Encourage Healthy Habits

Your child’s physical health is also a necessary part of emotional health. Ensuring your child has adequate nutrition with a balanced diet and regular exercise provides energy and mood stability. Sleep is another aspect of physical health that accounts for a child’s behavior and mood, so ensure your child gets the recommended amount of sleep each night for success.

Final Thoughts

Sometimes, your child could require additional support beyond what we as parents can provide. Recognize symptoms of anxiety, withdrawal, frequent bouts of sadness, or behavioral changes that may require expert or professional guidance.

Preparing your child for school goes beyond supplies and outfits. Ensuring an emotional backpack with confidence, resilience, coping skills, and a positive outlook is present for a successful and rewarding school experience. By nurturing their emotional well-being, you empower your child to thrive personally and academically, enriching their school days and ensuring a healthy future.

References

  • Dweck, C. S. (2006). Mindset: The New Psychology of Success. Random House.
  • Goleman, D. (1995).
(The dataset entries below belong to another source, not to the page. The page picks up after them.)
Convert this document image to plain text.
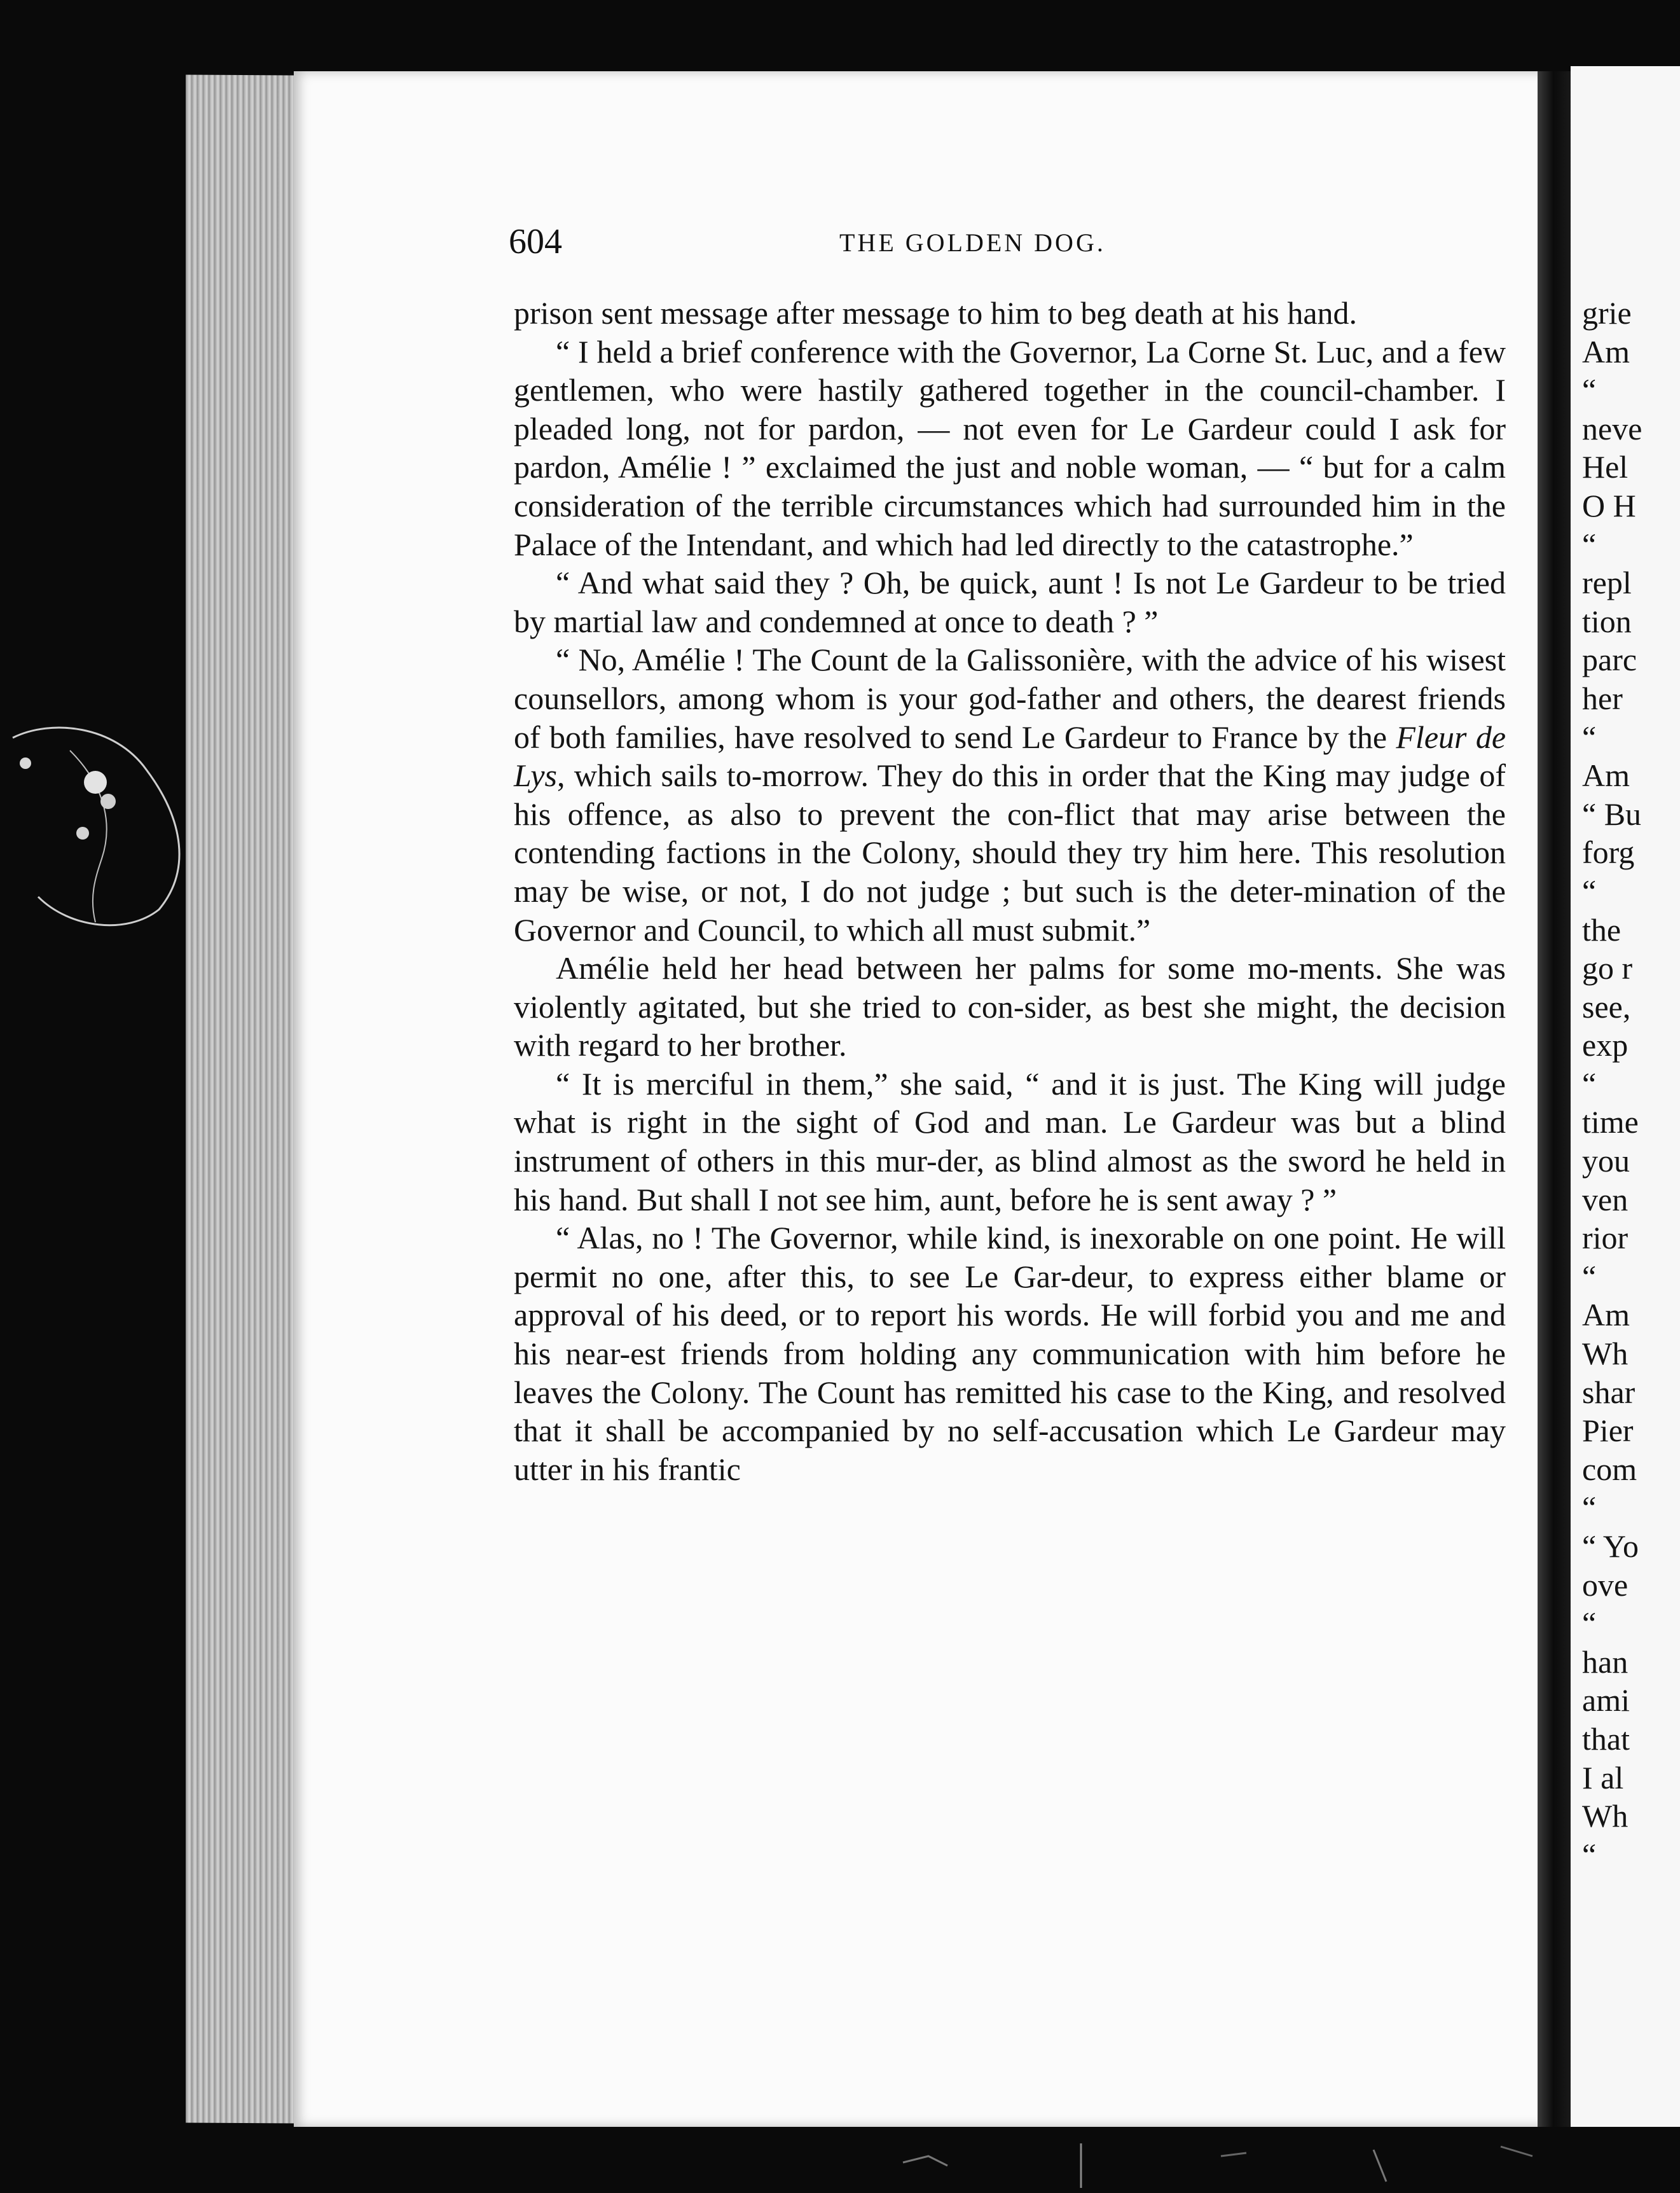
604	THE GOLDEN DOG.

prison sent message after message to him to beg death at his hand.

“ I held a brief conference with the Governor, La Corne St. Luc, and a few gentlemen, who were hastily gathered together in the council-chamber. I pleaded long, not for pardon, — not even for Le Gardeur could I ask for pardon, Amélie ! ” exclaimed the just and noble woman, — “ but for a calm consideration of the terrible circumstances which had surrounded him in the Palace of the Intendant, and which had led directly to the catastrophe.”

“ And what said they ? Oh, be quick, aunt ! Is not Le Gardeur to be tried by martial law and condemned at once to death ? ”

“ No, Amélie ! The Count de la Galissonière, with the advice of his wisest counsellors, among whom is your god-father and others, the dearest friends of both families, have resolved to send Le Gardeur to France by the Fleur de Lys, which sails to-morrow. They do this in order that the King may judge of his offence, as also to prevent the con-flict that may arise between the contending factions in the Colony, should they try him here. This resolution may be wise, or not, I do not judge ; but such is the deter-mination of the Governor and Council, to which all must submit.”

Amélie held her head between her palms for some mo-ments. She was violently agitated, but she tried to con-sider, as best she might, the decision with regard to her brother.

“ It is merciful in them,” she said, “ and it is just. The King will judge what is right in the sight of God and man. Le Gardeur was but a blind instrument of others in this mur-der, as blind almost as the sword he held in his hand. But shall I not see him, aunt, before he is sent away ? ”

“ Alas, no ! The Governor, while kind, is inexorable on one point. He will permit no one, after this, to see Le Gar-deur, to express either blame or approval of his deed, or to report his words. He will forbid you and me and his near-est friends from holding any communication with him before he leaves the Colony. The Count has remitted his case to the King, and resolved that it shall be accompanied by no self-accusation which Le Gardeur may utter in his frantic

grie
Am
“
neve
Hel
O H
“
repl
tion
parc
her
“
Am
“ Bu
forg
“
the
go r
see,
exp
“
time
you
ven
rior
“
Am
Wh
shar
Pier
com
“
“ Yo
ove
“
han
ami
that
I al
Wh
“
Emotional Intelligence: Why It Can Matter More Than IQ. Bantam Books.
  • Siegel, D. J., & Bryson, T. P. (2011). The Whole-Brain Child: 12 Revolutionary Strategies to Nurture Your Child’s Developing Mind. Delacorte Press.
  • American Psychological Association. (2021). Resilience Guide for Parents & Teachers. Retrieved from www.apa.org.
  • National Association of School Psychologists. (2020). Helping Children Cope With Changes Resulting From COVID-19. Retrieved from www.nasponline.org.